Adolescence was excellent, and its warning about the toxicity of male influencers was timely – it remains the greatest advert ever for getting your kids off TikTok. However, every teenage boy portrayed on screen was dysfunctional to some degree, and the hysterical message was that they were all potential incels. In the case of Cooper’s character, there was also something incredibly creepy about its projection of a thwarted and violent sexuality onto an actual child.

Odd though it may sound, the new John Lewis ad delivers a much more accurate portrayal of kids that age.

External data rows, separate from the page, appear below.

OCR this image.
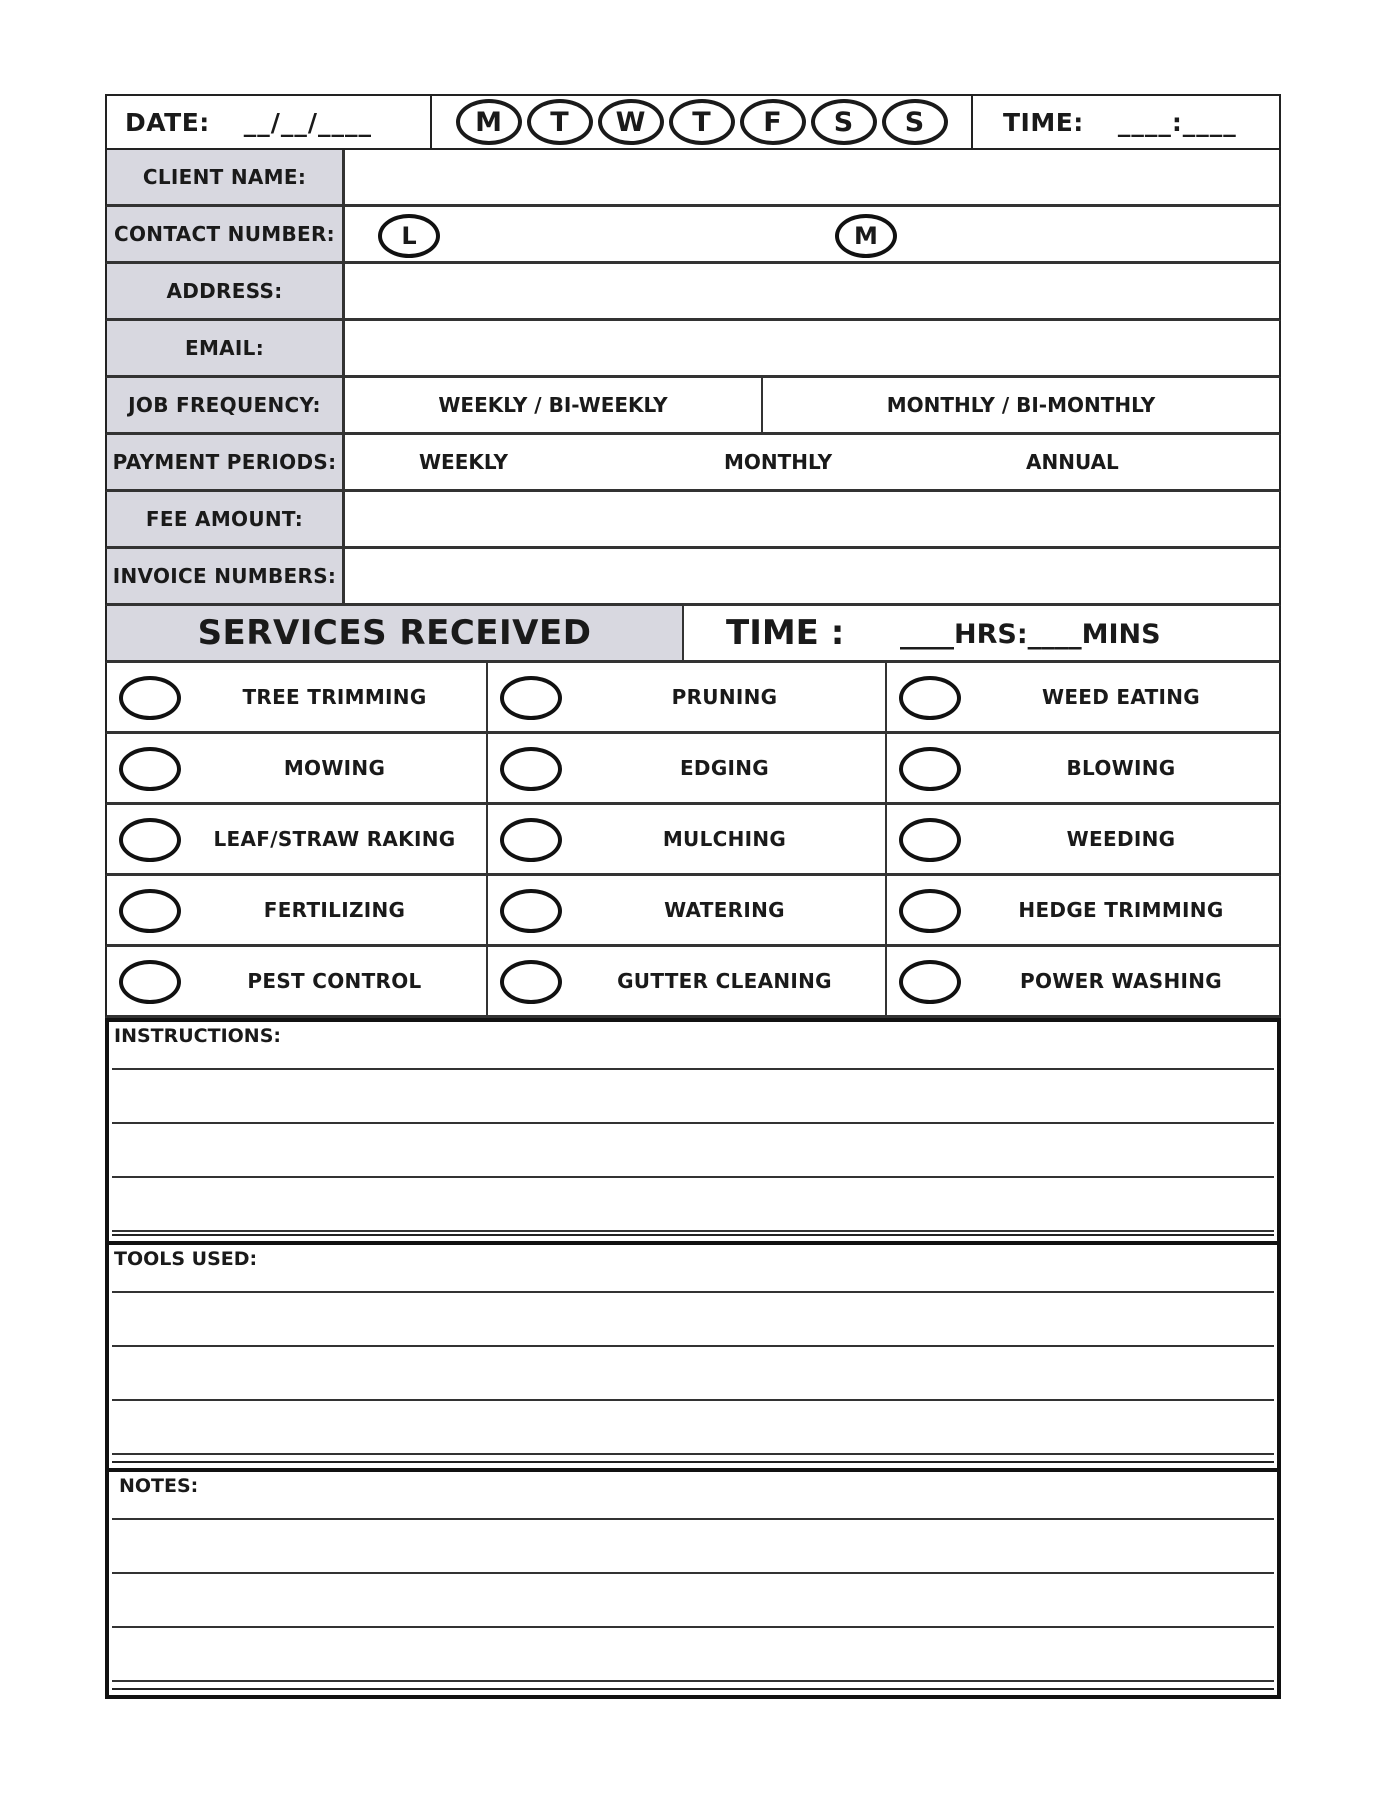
DATE: __/__/____	M	T	W	T	F	S	S	TIME: ____:____
CLIENT NAME:
CONTACT NUMBER:	L	M
ADDRESS:
EMAIL:
JOB FREQUENCY:	WEEKLY / BI-WEEKLY	MONTHLY / BI-MONTHLY
PAYMENT PERIODS:	WEEKLY	MONTHLY	ANNUAL
FEE AMOUNT:
INVOICE NUMBERS:
SERVICES RECEIVED	TIME : ____HRS:____MINS
TREE TRIMMING	PRUNING	WEED EATING
MOWING	EDGING	BLOWING
LEAF/STRAW RAKING	MULCHING	WEEDING
FERTILIZING	WATERING	HEDGE TRIMMING
PEST CONTROL	GUTTER CLEANING	POWER WASHING
INSTRUCTIONS:
TOOLS USED:
NOTES:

It isn’t just Adolescence that has been down on teenage boys. Whether it’s school dramas such as Ackley Bridge or broad comedies such as The Inbetweeners (rumoured to be returning in some shape or form in 2026), the stereotype is that young men are hormonal thrill-seekers who must be corralled until they grow up and develop some common sense. But in fact, many teenage boys are much like the one we meet in the new ad – glum, insecure and full of emotions they lack the maturity or self-belief to express.

It’s easy to be cynical about the John Lewis ad. Each November, this staple of the advertising industry seems to become more efficient at hacking our feelings and making us cough up tears on demand.

But this year’s offering does have something to say beyond the usual call to spend more money. It pushes back against the caricature of teenage boys as a menace to society and is a reminder that not every adolescent boy is a horror movie waiting to happen.